AGP general secretary Ramendra Narayan Kalita said that it was the worst thing that could have happened under the leadership of Tarun Gogoi.

He said there was always been a conspiracy against the Assamese language and culture since the Congress government came to power in the state in 2001.

"The CM does not have any idea about the language movement or the Assam Agitation. His act dishonours all the martyrs who gave their lives for the language”.

On the other hand, AASU’s adviser Samujjal Bhattacharyya said such 'cheap politics' would harm the interests of the people of the state.

Talking to reporters, Bhattacharyya said, "Chief Minister Tarun Gogoi has done so much harm to the state through this politics of language.
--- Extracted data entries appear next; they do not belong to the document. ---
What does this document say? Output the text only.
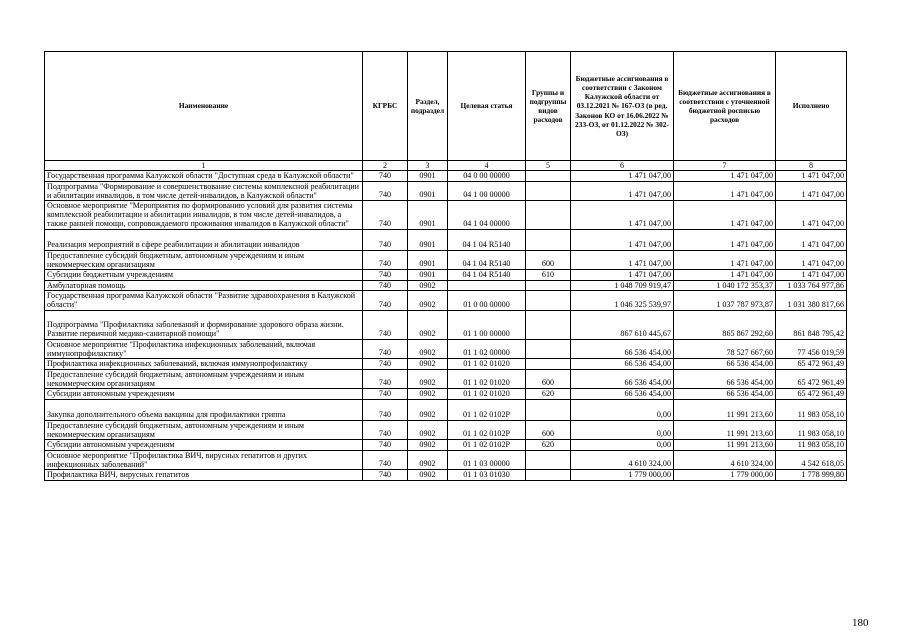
Наименование	КГРБС	Раздел, подраздел	Целевая статья	Группы и подгруппы видов расходов	Бюджетные ассигнования в соответствии с Законом Калужской области от 03.12.2021 № 167-ОЗ (в ред. Законов КО от 16.06.2022 № 233-ОЗ, от 01.12.2022 № 302-ОЗ)	Бюджетные ассигнования в соответствии с уточненной бюджетной росписью расходов	Исполнено
1	2	3	4	5	6	7	8
Государственная программа Калужской области "Доступная среда в Калужской области"	740	0901	04 0 00 00000		1 471 047,00	1 471 047,00	1 471 047,00
Подпрограмма "Формирование и совершенствование системы комплексной реабилитации и абилитации инвалидов, в том числе детей-инвалидов, в Калужской области"	740	0901	04 1 00 00000		1 471 047,00	1 471 047,00	1 471 047,00
Основное мероприятие "Мероприятия по формированию условий для развития системы комплексной реабилитации и абилитации инвалидов, в том числе детей-инвалидов, а также ранней помощи, сопровождаемого проживания инвалидов в Калужской области"	740	0901	04 1 04 00000		1 471 047,00	1 471 047,00	1 471 047,00
Реализация мероприятий в сфере реабилитации и абилитации инвалидов	740	0901	04 1 04 R5140		1 471 047,00	1 471 047,00	1 471 047,00
Предоставление субсидий бюджетным, автономным учреждениям и иным некоммерческим организациям	740	0901	04 1 04 R5140	600	1 471 047,00	1 471 047,00	1 471 047,00
Субсидии бюджетным учреждениям	740	0901	04 1 04 R5140	610	1 471 047,00	1 471 047,00	1 471 047,00
Амбулаторная помощь	740	0902			1 048 709 919,47	1 040 172 353,37	1 033 764 977,86
Государственная программа Калужской области "Развитие здравоохранения в Калужской области"	740	0902	01 0 00 00000		1 046 325 539,97	1 037 787 973,87	1 031 380 817,66
Подпрограмма "Профилактика заболеваний и формирование здорового образа жизни. Развитие первичной медико-санитарной помощи"	740	0902	01 1 00 00000		867 610 445,67	865 867 292,60	861 848 795,42
Основное мероприятие "Профилактика инфекционных заболеваний, включая иммунопрофилактику"	740	0902	01 1 02 00000		66 536 454,00	78 527 667,60	77 456 019,59
Профилактика инфекционных заболеваний, включая иммунопрофилактику	740	0902	01 1 02 01020		66 536 454,00	66 536 454,00	65 472 961,49
Предоставление субсидий бюджетным, автономным учреждениям и иным некоммерческим организациям	740	0902	01 1 02 01020	600	66 536 454,00	66 536 454,00	65 472 961,49
Субсидии автономным учреждениям	740	0902	01 1 02 01020	620	66 536 454,00	66 536 454,00	65 472 961,49
Закупка дополнительного объема вакцины для профилактики гриппа	740	0902	01 1 02 0102P		0,00	11 991 213,60	11 983 058,10
Предоставление субсидий бюджетным, автономным учреждениям и иным некоммерческим организациям	740	0902	01 1 02 0102P	600	0,00	11 991 213,60	11 983 058,10
Субсидии автономным учреждениям	740	0902	01 1 02 0102P	620	0,00	11 991 213,60	11 983 058,10
Основное мероприятие "Профилактика ВИЧ, вирусных гепатитов и других инфекционных заболеваний"	740	0902	01 1 03 00000		4 610 324,00	4 610 324,00	4 542 618,05
Профилактика ВИЧ, вирусных гепатитов	740	0902	01 1 03 01030		1 779 000,00	1 779 000,00	1 778 999,80
180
We demand proper implementation of the Assam Official Language Act, 1960”.

Meanwhile, prominent writer Hiren Gohain in his columns in vernacular newspapers attacked the chief minister terming him as an “enemy of the people”.

Commenting on the media reports on this issue, a college student pointed out that Assamese must be the first government language across the length and breadth of the state.

He opined that the present circular, in absence of a clarification by the government within next few hours, should mean and be understood as ban on the Assamese language from government work in a few districts of southern Assam.

He said that it would snowball into a huge controversy and would result in bloodshed akin to what was witnessed during "Bhasa Aandolan" or Language Movement.

The Assam government came up with the amendment to pacify the Bengalis who were threatening to cut Barak valley away from Assam.

So, in a way what Gogoi has now done is to revalidate the 1967 amendment by allowing Bengali to continue as the official language of the Barak valley, which has a huge Bengali majority.

But the regional party Asom Gana Parishad (AGP), the Bharatiya Janata Party (BJP), the All Assam Student Union (AASU) and the intellectuals have strongly condemned the government’s move.

"Gogoi is trying to appease Bengalis by stamping anew an old circular while the Assamese intellectual and political class is needlessly making an issue out of it, as they always do. If we are pushed too much, we have to think about our future in Assam," says Pradip Dutta Ray, who led the successful movement for a separate central university in the Barak valley on grounds that Bengali students were persecuted in Brahmaputra valley by Asamese hardliners.

The BJP in Barak valley, where it has a strong base, is however silent, because it fears rekindled linguistic passions amongst Bengalis there may undermine its political base in the region.

The issue has taken the social media by storm, eliciting critical comments from both sides.

Taking a personal jibe at the chief minister, he added that Gogoi has seemingly lost his command over the Assamese language while talking to his British daughter-in law in recent months.

Gogoi’s son Gaurav Gogoi is married to a British national.

Bengali is used for administrative and other official purposes in Barak valley, which comprises three southern Assam districts of Cachar, Karimganj and Hailakandi.

Bengali speakers constitute the majority in these districts.

Although the language data for 2011 Census is yet to be made public, according to the language data for 2001, the percentage of Assamese speakers in Assam declined from 57.81 per cent recorded in the 1991 Census to 48.80 per cent in 2001.

On the other hand, percentage of Bengali speakers in the State increased from 21.67 per cent in 1991 to 27.54 per cent in 2001, which has become a great source of concern for the intelligentsia and the regional organizations of the state—both political and non-political.

But if a majority of the Muslims of East Bengali origin who adopted Assamese as their mother tongue and registered that during Census now change their mind after all the rioting and harassment they face on grounds of being illegal infiltrators from Bangladesh, the state's linguistic balance might change awkwardly.